The taki cluster features several different computing environments. We ask that for serial CPU-only jobs, users should use the HPCF2009 nodes and HPCF2013 nodes, since these have equivalent core-by-core performance as HPCF2018. Only properly parallelized code can take full advantage of the nodes with 36 cores in HPCF2018. The scheduler is set up to help enforce this automatically.

 

Storage

There are a few special storage systems attached to the clusters, in addition to the standard Unix filesystem. Here we describe the areas which are relevant to users.

Home directory
Each user has a home directory on the /home partition. This partition is 200 GB, and its data is backed up by DoIT. Since the partition is fairly small, users can only store 300 MB of data in their home directory.

Scratch Space
All compute nodes have a local /scratch directory, and it is generally about 100 GB in size. Slurm creates a folder in this directory. Slurm sets ‘JOB_SCRATCH_DIR’ to the directory for the duration of the job. Users have access to this folder only for the duration of their job.

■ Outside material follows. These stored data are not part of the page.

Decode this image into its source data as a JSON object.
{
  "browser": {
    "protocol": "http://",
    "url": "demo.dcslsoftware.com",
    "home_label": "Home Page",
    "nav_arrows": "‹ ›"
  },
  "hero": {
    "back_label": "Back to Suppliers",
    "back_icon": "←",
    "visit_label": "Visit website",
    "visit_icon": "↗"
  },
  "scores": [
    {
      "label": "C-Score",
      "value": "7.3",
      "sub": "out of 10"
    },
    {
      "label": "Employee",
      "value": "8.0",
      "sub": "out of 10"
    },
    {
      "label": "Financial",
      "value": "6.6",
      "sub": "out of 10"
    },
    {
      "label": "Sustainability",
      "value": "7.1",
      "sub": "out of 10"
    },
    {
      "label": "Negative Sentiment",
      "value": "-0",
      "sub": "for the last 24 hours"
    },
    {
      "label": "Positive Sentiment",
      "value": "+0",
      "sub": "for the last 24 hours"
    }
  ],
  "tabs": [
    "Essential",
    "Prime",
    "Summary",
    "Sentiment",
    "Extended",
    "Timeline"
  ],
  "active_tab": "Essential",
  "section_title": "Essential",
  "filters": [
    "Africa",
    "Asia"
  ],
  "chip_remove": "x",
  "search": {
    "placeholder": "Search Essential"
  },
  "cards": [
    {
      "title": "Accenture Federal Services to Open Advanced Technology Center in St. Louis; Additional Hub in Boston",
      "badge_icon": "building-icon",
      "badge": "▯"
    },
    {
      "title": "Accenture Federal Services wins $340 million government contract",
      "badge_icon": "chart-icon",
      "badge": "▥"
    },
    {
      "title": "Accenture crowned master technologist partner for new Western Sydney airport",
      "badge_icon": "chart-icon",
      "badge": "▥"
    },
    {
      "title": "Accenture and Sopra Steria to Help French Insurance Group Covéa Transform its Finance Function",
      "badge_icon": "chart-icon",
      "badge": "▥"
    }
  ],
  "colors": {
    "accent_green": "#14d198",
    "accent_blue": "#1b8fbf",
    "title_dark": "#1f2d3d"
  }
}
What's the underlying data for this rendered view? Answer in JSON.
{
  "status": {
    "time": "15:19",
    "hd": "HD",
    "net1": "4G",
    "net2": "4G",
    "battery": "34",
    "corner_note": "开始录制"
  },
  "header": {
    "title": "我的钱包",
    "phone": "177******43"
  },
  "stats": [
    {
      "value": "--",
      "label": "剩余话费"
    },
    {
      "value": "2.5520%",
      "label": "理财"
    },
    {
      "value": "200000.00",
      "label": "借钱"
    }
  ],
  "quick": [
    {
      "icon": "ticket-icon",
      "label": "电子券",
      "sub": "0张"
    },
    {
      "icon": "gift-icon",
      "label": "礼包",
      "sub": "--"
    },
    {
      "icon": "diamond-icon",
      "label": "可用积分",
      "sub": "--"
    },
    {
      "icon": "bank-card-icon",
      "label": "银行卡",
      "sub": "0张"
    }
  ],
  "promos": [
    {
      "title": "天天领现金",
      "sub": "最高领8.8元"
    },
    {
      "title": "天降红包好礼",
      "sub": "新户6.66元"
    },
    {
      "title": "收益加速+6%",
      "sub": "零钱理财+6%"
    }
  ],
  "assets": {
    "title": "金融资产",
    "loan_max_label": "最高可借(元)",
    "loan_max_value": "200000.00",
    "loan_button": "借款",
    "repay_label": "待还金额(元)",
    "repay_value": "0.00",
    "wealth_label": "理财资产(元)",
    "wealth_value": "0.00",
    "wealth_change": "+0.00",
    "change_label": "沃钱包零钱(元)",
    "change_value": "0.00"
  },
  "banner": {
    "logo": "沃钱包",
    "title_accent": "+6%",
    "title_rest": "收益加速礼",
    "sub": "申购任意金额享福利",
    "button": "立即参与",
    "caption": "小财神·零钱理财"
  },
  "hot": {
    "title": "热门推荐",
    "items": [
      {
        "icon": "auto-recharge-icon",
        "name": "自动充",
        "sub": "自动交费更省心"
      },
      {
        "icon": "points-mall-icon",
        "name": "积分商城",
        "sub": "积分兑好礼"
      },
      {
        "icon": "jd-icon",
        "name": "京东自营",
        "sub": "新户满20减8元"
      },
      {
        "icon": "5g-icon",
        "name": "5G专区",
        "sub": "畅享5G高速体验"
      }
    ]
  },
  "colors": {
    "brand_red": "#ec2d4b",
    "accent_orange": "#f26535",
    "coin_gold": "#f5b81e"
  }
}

After jobs are completed, this space is purged. This space is shared between all users, but your data is accessible only to you. This space is safer to use for jobs than the usual /tmp directory, since critical system processes also require use of /tmp.

Tmp Space
All nodes (including the user node) have a local /tmp directory and it is generally 40 GB in size. Any files in a machines /tmp directory are only visible on that machine and the system deletes them once in a while. Furthermore, the space is shared between all users. It is preferred that users make use of Scratch Space over /tmp whenever possible.

Research Storage
Users are also given space on this storage area which can be accessed from anywhere on the cluster. There is space in research storage available for user and group storage. These are accessible via symbolic links in users’ home directories. Note that this area is not backed up.

UMBC AFS Storage Access
Your AFS partition is the directory where your personal files are stored when you use the DoIT computer labs or the gl.umbc.edu login nodes. The UMBC-wide /afs can be accessed from the taki login nodes.